Rindu duduk di kursi kayu yang ada di teras depan rumah Aksa. Dari kejauhan terlihat laki-laki tegap menenteng cangkul dengan baju penuh lumpur berjalan menuju rumah, mendekat pada Rindu.
"Ya Tuhan, dosa apa yang sudah aku lakukan sehingga Engkau menghukum aku dengan menghadirkan laki-laki udik ini dalam kehidupanku." Rindu bergidik, suara hatinya berkecamuk. Aksa memang sangat mirip dengan Ji Chang Wook, aktor Korea yang membintangi drama Melting Me Softly, namun jika tampilannya berlumpur seperti itu, luntur semua kegantengan dan kharismanya. Sangat berbeda dengan Dito yang tampak smart dan selalu berpenampilan fashionable.
"Sayang, kenapa nyusul kesini bukannya istirahat di rumah, kangen ya sama suamimu ini?" Aksa tersenyum manis, matanya berbinar menyapa Rindu yang sedang duduk di teras rumahnya. Sebaliknya, mata Rindu membulat, ia merasa mual dengan apa yang dikatakan Aksa.

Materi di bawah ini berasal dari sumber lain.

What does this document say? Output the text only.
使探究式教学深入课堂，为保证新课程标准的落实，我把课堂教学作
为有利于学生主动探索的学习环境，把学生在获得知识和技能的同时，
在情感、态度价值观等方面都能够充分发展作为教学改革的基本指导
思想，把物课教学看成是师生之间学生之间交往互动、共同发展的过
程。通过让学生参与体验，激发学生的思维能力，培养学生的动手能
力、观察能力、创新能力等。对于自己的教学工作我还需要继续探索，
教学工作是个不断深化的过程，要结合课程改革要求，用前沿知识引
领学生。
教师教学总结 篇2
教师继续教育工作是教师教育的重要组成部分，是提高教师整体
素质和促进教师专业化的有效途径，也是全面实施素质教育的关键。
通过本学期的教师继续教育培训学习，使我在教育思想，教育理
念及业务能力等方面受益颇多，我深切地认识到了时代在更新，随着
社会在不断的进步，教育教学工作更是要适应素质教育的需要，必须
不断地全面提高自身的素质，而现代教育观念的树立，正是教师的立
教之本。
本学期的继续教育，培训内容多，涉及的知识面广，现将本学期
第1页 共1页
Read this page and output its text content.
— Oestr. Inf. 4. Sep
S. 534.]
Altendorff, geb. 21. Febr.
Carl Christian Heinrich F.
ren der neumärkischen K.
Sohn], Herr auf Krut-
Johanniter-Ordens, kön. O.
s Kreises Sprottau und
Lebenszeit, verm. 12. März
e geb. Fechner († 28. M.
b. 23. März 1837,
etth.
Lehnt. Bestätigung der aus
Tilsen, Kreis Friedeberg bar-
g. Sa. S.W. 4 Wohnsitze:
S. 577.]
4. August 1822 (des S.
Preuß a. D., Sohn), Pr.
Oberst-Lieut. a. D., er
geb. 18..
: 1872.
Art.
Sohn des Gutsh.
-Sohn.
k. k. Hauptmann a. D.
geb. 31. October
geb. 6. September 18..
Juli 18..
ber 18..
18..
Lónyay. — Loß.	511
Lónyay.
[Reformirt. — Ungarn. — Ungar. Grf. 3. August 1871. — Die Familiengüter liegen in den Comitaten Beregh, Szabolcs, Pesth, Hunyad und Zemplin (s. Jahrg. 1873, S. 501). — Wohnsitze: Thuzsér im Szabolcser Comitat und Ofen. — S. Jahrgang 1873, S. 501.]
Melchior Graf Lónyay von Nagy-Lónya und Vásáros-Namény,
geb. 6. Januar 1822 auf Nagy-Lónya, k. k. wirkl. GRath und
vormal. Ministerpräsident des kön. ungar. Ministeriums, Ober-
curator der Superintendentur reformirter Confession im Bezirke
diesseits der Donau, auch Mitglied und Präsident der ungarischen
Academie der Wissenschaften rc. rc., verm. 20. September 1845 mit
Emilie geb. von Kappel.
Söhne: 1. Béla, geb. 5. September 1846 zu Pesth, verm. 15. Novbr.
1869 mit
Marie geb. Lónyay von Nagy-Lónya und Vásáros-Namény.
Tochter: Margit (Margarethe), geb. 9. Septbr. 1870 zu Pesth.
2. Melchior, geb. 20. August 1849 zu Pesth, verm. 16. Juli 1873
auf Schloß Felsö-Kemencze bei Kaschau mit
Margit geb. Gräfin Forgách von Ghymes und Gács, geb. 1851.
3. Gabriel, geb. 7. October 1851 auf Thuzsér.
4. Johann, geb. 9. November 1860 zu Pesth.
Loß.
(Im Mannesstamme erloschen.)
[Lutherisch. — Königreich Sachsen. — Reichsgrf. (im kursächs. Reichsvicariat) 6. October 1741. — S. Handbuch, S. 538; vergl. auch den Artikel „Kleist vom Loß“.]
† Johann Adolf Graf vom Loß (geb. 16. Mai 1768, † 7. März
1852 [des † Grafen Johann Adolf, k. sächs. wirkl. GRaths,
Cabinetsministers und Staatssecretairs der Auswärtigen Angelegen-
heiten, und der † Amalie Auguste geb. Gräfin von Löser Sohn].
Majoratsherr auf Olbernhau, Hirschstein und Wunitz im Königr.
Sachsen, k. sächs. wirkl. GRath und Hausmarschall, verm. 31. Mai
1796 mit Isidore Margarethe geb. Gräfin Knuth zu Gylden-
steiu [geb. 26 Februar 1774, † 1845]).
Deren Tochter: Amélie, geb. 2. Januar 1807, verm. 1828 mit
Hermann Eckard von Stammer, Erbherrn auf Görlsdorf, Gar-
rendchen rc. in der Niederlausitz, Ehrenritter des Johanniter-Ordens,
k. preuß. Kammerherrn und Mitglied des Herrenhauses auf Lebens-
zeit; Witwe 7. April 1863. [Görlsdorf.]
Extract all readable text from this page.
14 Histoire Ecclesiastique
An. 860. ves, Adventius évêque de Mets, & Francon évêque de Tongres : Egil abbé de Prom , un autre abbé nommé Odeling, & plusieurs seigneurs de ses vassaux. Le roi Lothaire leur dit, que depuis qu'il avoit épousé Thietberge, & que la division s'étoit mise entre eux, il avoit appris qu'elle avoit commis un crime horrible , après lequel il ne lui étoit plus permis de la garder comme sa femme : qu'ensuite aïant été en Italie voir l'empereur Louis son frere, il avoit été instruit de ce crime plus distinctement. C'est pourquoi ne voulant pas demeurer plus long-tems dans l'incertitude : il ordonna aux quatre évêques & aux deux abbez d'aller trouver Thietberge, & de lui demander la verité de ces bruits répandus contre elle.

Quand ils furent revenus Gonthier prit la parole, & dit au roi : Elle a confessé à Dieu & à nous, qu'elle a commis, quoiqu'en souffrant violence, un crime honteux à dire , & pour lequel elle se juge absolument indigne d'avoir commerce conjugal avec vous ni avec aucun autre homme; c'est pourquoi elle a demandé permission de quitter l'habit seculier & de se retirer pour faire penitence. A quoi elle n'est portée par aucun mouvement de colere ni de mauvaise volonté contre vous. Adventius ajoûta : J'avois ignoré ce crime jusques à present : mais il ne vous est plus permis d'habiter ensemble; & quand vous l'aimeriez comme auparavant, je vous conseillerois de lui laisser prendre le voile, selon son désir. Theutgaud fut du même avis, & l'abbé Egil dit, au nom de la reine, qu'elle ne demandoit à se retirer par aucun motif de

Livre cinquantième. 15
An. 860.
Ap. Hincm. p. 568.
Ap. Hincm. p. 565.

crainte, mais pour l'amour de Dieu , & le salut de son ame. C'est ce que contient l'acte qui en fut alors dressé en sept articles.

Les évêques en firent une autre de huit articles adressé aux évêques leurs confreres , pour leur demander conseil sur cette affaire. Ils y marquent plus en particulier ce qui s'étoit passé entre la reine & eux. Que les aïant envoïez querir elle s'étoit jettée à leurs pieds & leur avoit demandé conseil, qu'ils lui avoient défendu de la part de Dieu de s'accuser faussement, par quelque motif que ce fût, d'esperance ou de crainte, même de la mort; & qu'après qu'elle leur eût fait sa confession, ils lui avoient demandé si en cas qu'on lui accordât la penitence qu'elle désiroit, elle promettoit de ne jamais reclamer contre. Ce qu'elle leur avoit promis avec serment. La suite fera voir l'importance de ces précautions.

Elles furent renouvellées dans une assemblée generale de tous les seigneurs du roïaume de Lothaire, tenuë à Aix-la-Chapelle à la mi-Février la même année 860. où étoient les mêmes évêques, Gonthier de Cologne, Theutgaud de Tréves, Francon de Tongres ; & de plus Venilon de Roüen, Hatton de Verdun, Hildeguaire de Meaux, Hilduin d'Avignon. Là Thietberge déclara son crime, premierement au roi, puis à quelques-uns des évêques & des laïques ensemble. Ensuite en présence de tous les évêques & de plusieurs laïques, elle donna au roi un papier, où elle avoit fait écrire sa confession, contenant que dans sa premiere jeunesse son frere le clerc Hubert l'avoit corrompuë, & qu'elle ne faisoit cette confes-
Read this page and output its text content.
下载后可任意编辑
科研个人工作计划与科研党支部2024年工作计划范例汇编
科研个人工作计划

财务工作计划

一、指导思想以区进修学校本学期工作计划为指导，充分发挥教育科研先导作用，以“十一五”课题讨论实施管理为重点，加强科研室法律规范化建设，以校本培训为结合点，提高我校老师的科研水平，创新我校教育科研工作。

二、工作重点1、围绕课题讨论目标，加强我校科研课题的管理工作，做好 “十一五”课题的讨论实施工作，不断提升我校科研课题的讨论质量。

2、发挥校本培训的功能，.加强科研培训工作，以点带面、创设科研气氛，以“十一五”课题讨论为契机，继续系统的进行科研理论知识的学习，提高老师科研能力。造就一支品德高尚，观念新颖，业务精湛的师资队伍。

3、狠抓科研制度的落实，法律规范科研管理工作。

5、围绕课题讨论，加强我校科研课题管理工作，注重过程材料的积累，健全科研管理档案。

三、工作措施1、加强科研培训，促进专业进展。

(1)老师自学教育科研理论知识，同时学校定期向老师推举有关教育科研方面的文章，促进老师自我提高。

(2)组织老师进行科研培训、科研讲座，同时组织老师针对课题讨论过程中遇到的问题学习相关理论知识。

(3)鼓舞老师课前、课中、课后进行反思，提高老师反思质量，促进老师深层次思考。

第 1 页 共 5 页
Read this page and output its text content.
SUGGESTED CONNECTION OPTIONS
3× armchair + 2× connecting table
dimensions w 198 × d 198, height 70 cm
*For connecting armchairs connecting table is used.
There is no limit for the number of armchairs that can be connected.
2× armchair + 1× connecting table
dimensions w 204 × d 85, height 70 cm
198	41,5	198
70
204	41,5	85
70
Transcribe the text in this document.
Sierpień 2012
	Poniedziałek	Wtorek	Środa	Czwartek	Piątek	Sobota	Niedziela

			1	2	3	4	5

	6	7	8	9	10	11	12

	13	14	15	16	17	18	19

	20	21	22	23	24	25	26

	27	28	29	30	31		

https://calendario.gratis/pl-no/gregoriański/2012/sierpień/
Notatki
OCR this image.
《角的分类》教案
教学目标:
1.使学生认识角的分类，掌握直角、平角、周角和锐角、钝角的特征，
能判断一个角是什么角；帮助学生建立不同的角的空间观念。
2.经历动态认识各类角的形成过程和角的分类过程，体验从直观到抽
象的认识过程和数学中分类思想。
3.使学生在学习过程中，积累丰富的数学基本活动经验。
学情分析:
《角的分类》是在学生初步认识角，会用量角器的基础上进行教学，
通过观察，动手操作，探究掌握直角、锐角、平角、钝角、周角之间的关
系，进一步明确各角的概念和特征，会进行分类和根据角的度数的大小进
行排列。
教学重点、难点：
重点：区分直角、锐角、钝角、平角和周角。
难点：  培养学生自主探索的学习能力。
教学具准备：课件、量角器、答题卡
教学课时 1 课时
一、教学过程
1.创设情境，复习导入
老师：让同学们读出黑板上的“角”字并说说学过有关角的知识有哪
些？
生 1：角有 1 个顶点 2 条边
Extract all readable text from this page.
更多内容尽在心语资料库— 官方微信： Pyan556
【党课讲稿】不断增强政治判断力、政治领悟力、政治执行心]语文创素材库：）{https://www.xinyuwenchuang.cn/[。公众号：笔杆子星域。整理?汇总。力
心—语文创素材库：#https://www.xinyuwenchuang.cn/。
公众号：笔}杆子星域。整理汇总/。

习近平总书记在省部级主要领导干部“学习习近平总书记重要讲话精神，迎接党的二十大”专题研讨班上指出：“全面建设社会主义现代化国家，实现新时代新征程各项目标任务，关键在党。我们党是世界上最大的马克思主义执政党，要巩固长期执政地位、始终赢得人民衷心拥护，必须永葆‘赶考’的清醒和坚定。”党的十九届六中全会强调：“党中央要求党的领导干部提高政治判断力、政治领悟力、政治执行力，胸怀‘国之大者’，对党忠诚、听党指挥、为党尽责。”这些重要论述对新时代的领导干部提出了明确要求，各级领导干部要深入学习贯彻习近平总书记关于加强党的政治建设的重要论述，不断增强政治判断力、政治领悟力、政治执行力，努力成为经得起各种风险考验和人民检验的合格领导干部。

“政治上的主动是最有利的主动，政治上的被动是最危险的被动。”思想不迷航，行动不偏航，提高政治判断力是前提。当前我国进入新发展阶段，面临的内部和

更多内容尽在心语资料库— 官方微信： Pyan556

Aksa memberi isyarat dengan ujung matanya, ada umi dengan nampan berisi beberapa gelas berisi minuman berdiri tak jauh dari mereka.

"Umi, lihat menantu Umi, baru Aksa tinggal sebentar saja sudah menyusul kesini, Rindu memang tidak bisa jauh dari Aksa Mi, katanya Aksa ngangenin." Aksa kembali tertawa renyah, dan tawanya semakin lebar saat melihat wajah Rindu tiba-tiba berwarna merah.
"Sana mandi dulu, nanti kita makan siang bareng. Abah kemana Sa?"
"Abah sedang ngasih penyuluhan dulu ke para petani, Mi."

__________________________

Aksa keluar dari kamar dengan penampilan yang sudah sangat berbeda. Rindu mencuri pandang dan saat itu Aksa juga sedang memandang ke arah Rindu.
"Umi, maaf Aksa tidak bisa makan siang bareng, Aksa harus segera pergi. Malam ini Aksa ada keperluan ke luar kota mungkin baru bisa pulang besok, Aksa titip Rindu ya Mi."
"Iya Aksa, hati-hati ya di jalan, jangan ngebut, semoga Allah memudahkan urusanmu dan melancarkan lisanmu untuk berbagi kebaikan."

"Aamiin" Aksa mencium tangan umi takzim. Doa orang tua untuk anaknya adalah doa yang mustajab, yang menjadi salah satu faktor penting untuk kesuksesan anak-anaknya.
"Sayang, aku pergi dulu ya, istirahat dan makan yang cukup, jangan bikin aku khawatir." Aksa mendekat pada Rindu lalu mencium keningnya. Rindu tidak bisa mengelak karena tangan kiri Aksa menahan kepala Rindu dari belakang saat Aksa mencium keningnya."

"Jangan kurang ajar." Desis Rindu pada telinga Aksa. Aksa hanya tersenyum lalu tangan kanannya meraih tangan kanan Rindu dan membawa tangan Aksa pada bibir Rindu, seolah-olah Rindu sedang mencium tangan Aksa, layaknya seorang istri yang mencium tangan suaminya saat akan pergi.
Wajah Rindu kembali bersemu merah, ada getar tak biasa dihatinya, entah karena apa.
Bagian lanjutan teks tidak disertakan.